『精霊槍』
私達はアリアについて行き、教会の中を歩いた。特に変わったこともなく、穏やかな空間であった。この部分だけを切り取れば教会は特に悪い物でも何でもない。
「今は人がいないようだが、やはりいつもはいるものなのか?」
「あ! はい、この教会に来る人はそこそこ多いんですよ、あまり規模は大きくないんですがね」
なるほど、人が多い中心部の教会に行けばかえって人が多すぎて情報を集めづらいかもしれない。
「にしても、気分が良い所ね……」
「わかりますか? 精霊さんは貴方から《神聖魔法》の気配がすると言っていますし、親和性が高いんでしょうね」
精霊と会話が成立しているのか? 確かに周りを見れば、草原などにいるよりは高位の精霊だ。エルフの集落にいるものと近い。
「精霊と会話ができるのか?」
「はい! 短い文程度なら意思疎通が図れます」
エルフの中でも精霊の声を聞けるものは少なかった。本当に恐るべき才能だ。
「私が《神聖魔法》持ってるからって何か強制しようとしてない?」
「いえいえ! とんでもない、そんなことしませんよ~」
セラが少し怪しんでいるが、恐らくそんなことはないだろう。
「そうだ! 折角ですし、この教会にまつわる聖具をお見せしましょうか」
「聖具?」
「教会に少なくとも一個ある、強力な道具だったり武器の事ですよ~」
トワの疑問にもすぐにアリアは答えてくれた。
「いいのか? そんな貴重な物を」
「聖具って、使える人が限られてるんです、使える者がいれば教会なんかよりその人に持っていてもらうのが一番ですから」
「随分と、教会上層部とは意見が違うようだな」
「上の人達と関りが? まぁ……私は一介の小さな教会の司教なので、私は私が正しいと思った事をします」
ふわふわとしてつかみどころが無かったが、こういう部分に関してはしっかりとした考えを持っているらしい。

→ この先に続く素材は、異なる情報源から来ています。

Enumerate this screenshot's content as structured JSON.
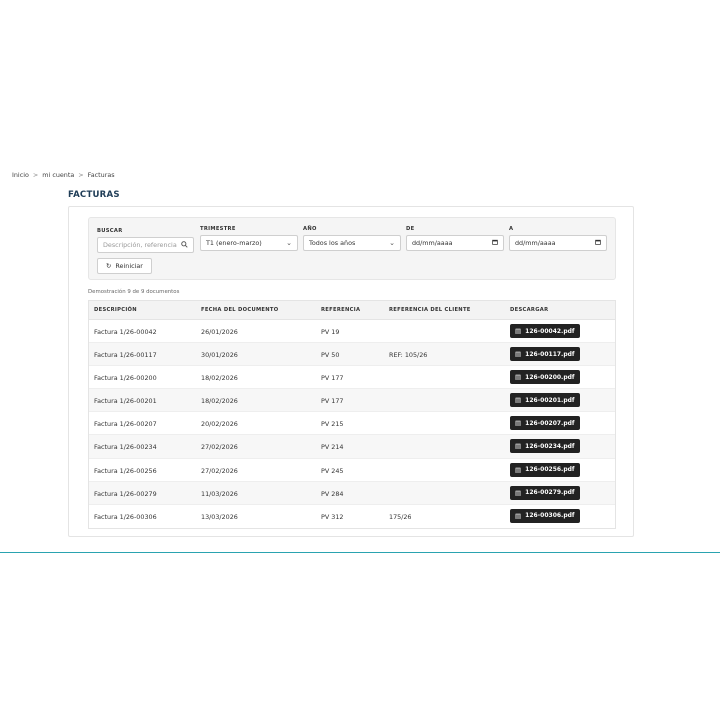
{
  "breadcrumb": {
    "items": [
      "Inicio",
      "mi cuenta",
      "Facturas"
    ],
    "separator": ">"
  },
  "page_title": "FACTURAS",
  "filters": {
    "search": {
      "label": "BUSCAR",
      "placeholder": "Descripción, referencia",
      "icon": "search-icon"
    },
    "quarter": {
      "label": "TRIMESTRE",
      "value": "T1 (enero-marzo)"
    },
    "year": {
      "label": "AÑO",
      "value": "Todos los años"
    },
    "from": {
      "label": "DE",
      "placeholder": "dd/mm/aaaa"
    },
    "to": {
      "label": "A",
      "placeholder": "dd/mm/aaaa"
    },
    "reset_label": "Reiniciar"
  },
  "doc_count": "Demostración 9 de 9 documentos",
  "table": {
    "columns": [
      "DESCRIPCIÓN",
      "FECHA DEL DOCUMENTO",
      "REFERENCIA",
      "REFERENCIA DEL CLIENTE",
      "DESCARGAR"
    ],
    "rows": [
      {
        "description": "Factura 1/26-00042",
        "date": "26/01/2026",
        "reference": "PV 19",
        "client_reference": "",
        "file": "126-00042.pdf"
      },
      {
        "description": "Factura 1/26-00117",
        "date": "30/01/2026",
        "reference": "PV 50",
        "client_reference": "REF: 105/26",
        "file": "126-00117.pdf"
      },
      {
        "description": "Factura 1/26-00200",
        "date": "18/02/2026",
        "reference": "PV 177",
        "client_reference": "",
        "file": "126-00200.pdf"
      },
      {
        "description": "Factura 1/26-00201",
        "date": "18/02/2026",
        "reference": "PV 177",
        "client_reference": "",
        "file": "126-00201.pdf"
      },
      {
        "description": "Factura 1/26-00207",
        "date": "20/02/2026",
        "reference": "PV 215",
        "client_reference": "",
        "file": "126-00207.pdf"
      },
      {
        "description": "Factura 1/26-00234",
        "date": "27/02/2026",
        "reference": "PV 214",
        "client_reference": "",
        "file": "126-00234.pdf"
      },
      {
        "description": "Factura 1/26-00256",
        "date": "27/02/2026",
        "reference": "PV 245",
        "client_reference": "",
        "file": "126-00256.pdf"
      },
      {
        "description": "Factura 1/26-00279",
        "date": "11/03/2026",
        "reference": "PV 284",
        "client_reference": "",
        "file": "126-00279.pdf"
      },
      {
        "description": "Factura 1/26-00306",
        "date": "13/03/2026",
        "reference": "PV 312",
        "client_reference": "175/26",
        "file": "126-00306.pdf"
      }
    ]
  },
  "colors": {
    "title": "#1f3d57",
    "button_dark": "#222222",
    "accent_line": "#2aa3b0"
  }
}
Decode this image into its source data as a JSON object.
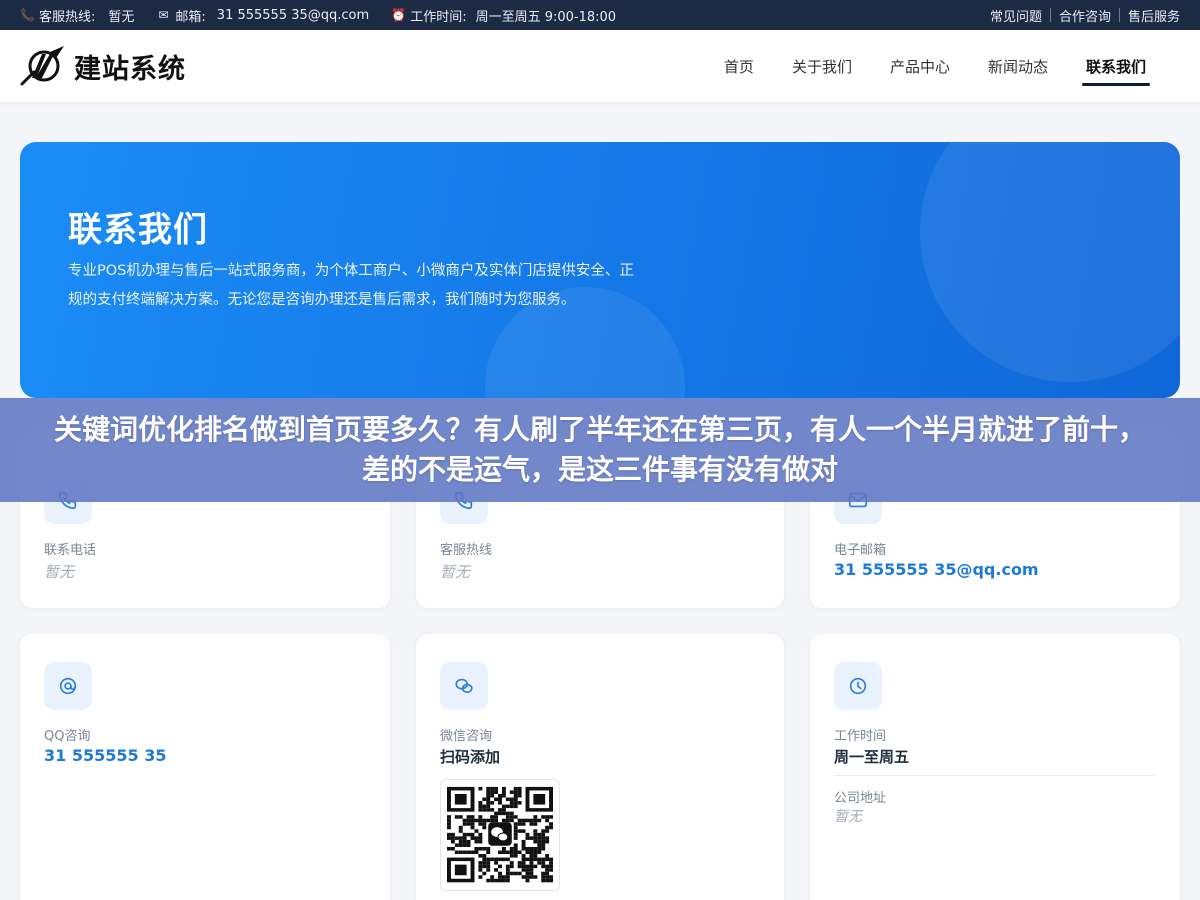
{
  "topbar": {
    "hotline_label": "客服热线:",
    "hotline_value": "暂无",
    "email_label": "邮箱:",
    "email_value": "31 555555 35@qq.com",
    "hours_label": "工作时间:",
    "hours_value": "周一至周五 9:00-18:00",
    "links": [
      "常见问题",
      "合作咨询",
      "售后服务"
    ]
  },
  "header": {
    "brand": "建站系统",
    "nav": [
      "首页",
      "关于我们",
      "产品中心",
      "新闻动态",
      "联系我们"
    ],
    "active_nav": "联系我们"
  },
  "hero": {
    "title": "联系我们",
    "description": "专业POS机办理与售后一站式服务商，为个体工商户、小微商户及实体门店提供安全、正规的支付终端解决方案。无论您是咨询办理还是售后需求，我们随时为您服务。"
  },
  "cards": {
    "phone": {
      "label": "联系电话",
      "value": "暂无"
    },
    "hotline": {
      "label": "客服热线",
      "value": "暂无"
    },
    "email": {
      "label": "电子邮箱",
      "value": "31 555555 35@qq.com"
    },
    "qq": {
      "label": "QQ咨询",
      "value": "31 555555 35"
    },
    "wechat": {
      "label": "微信咨询",
      "value": "扫码添加"
    },
    "hours": {
      "label": "工作时间",
      "value": "周一至周五",
      "address_label": "公司地址",
      "address_value": "暂无"
    }
  },
  "banner": {
    "text": "关键词优化排名做到首页要多久？有人刷了半年还在第三页，有人一个半月就进了前十，差的不是运气，是这三件事有没有做对"
  },
  "colors": {
    "topbar_bg": "#1d2a44",
    "hero_blue": "#1577e7",
    "link_blue": "#1d7ad9",
    "banner_bg": "#6076c4"
  }
}
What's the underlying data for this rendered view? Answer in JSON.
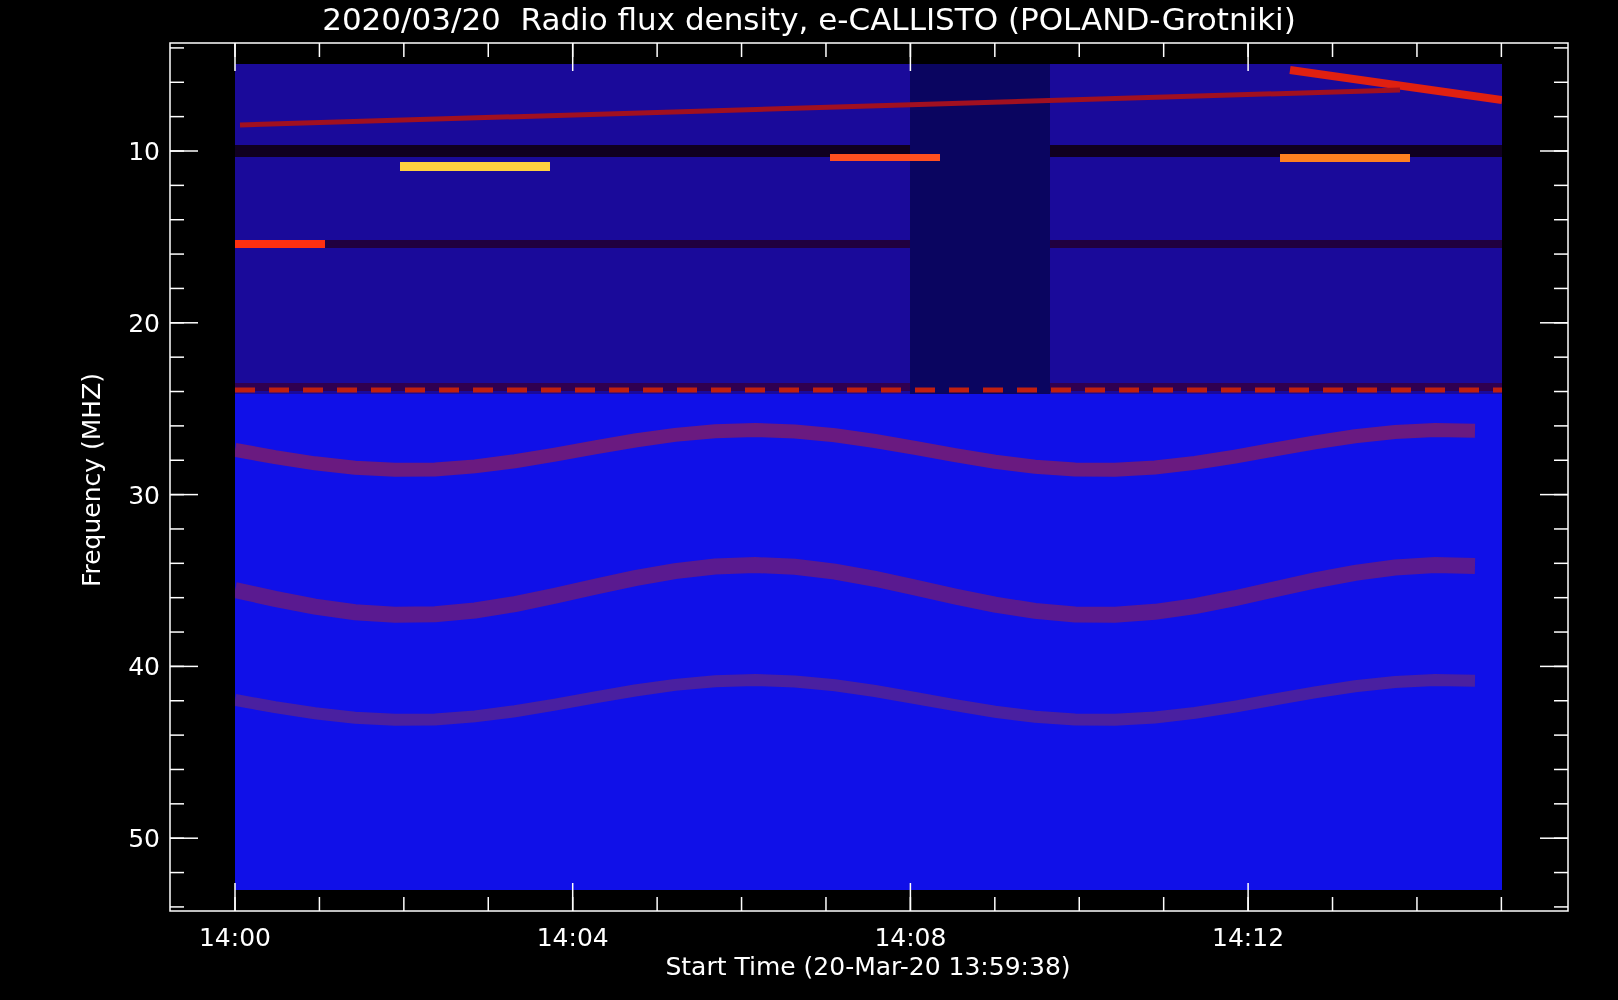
{
  "title": "2020/03/20  Radio flux density, e-CALLISTO (POLAND-Grotniki)",
  "y_axis": {
    "label": "Frequency (MHZ)",
    "ticks": [
      "10",
      "20",
      "30",
      "40",
      "50"
    ]
  },
  "x_axis": {
    "label": "Start Time (20-Mar-20 13:59:38)",
    "ticks": [
      "14:00",
      "14:04",
      "14:08",
      "14:12"
    ]
  }
}
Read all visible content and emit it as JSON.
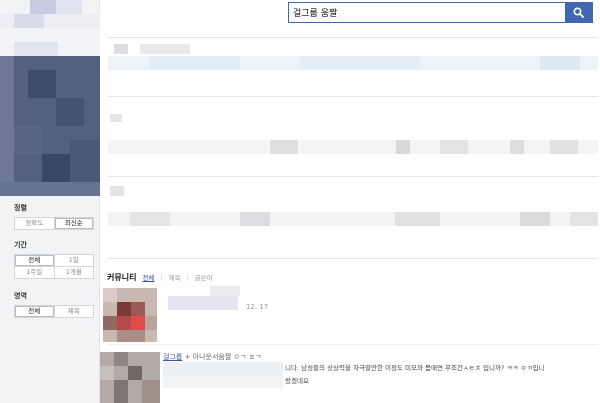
{
  "search": {
    "query": "걸그룹 움짤"
  },
  "filters": {
    "sort": {
      "title": "정렬",
      "options": [
        "정확도",
        "최신순"
      ],
      "selected": "최신순"
    },
    "period": {
      "title": "기간",
      "row1": [
        "전체",
        "1일"
      ],
      "row2": [
        "1주일",
        "1개월"
      ],
      "selected": "전체"
    },
    "area": {
      "title": "영역",
      "options": [
        "전체",
        "제목"
      ],
      "selected": "전체"
    }
  },
  "community": {
    "title": "커뮤니티",
    "tabs": [
      "전체",
      "제목",
      "글쓴이"
    ],
    "active_tab": "전체",
    "items": [
      {
        "date": "12. 17"
      },
      {
        "title": "걸그룹",
        "tail": "+ 아나운서움짤 ㅇㄱ ㅍㄱ",
        "snippet": "니다. 남성들의 상상력을 자극할만한 이정도 미모와 몸매면 무조건ㅅㅌㅊ 입니까? ㅋㅋ ㅇㄲ입니",
        "snippet2": "왔겠네요"
      }
    ]
  },
  "colors": {
    "accent": "#4267b2",
    "link": "#365899"
  }
}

「にしても上の人達は今そんな感じなんですね……まぁ、人間、利権しか考えられなくなるのは分かりますし、無理もない事でしょう」
アリアは奥の棚から布で包まれた何かを取り出す。
「これはこの教会の聖具、『精霊槍』」
アリアが布を開くとそこには美しい一本の槍があった。
「うちの教会は大筋の教義と少し外れてしまっていてですね……正式にこれは聖具と認められてないのですが……私はこれを貴方達に見てほしいと思いました」
「……認められてないのに何故聖具なのだ?」
「昔ハイエルフさんが使っていたものだと、古代で使われていたことが確実な数少ない武器だからです」
ハイエルフが……そのようなこともあるのだな。
「ですから、エルフの皆さんに見せるならこちらかな~って」
確かに美しく、強さを感じる武器だ、ほとんどの武器では受ける事さえ許されないほどに。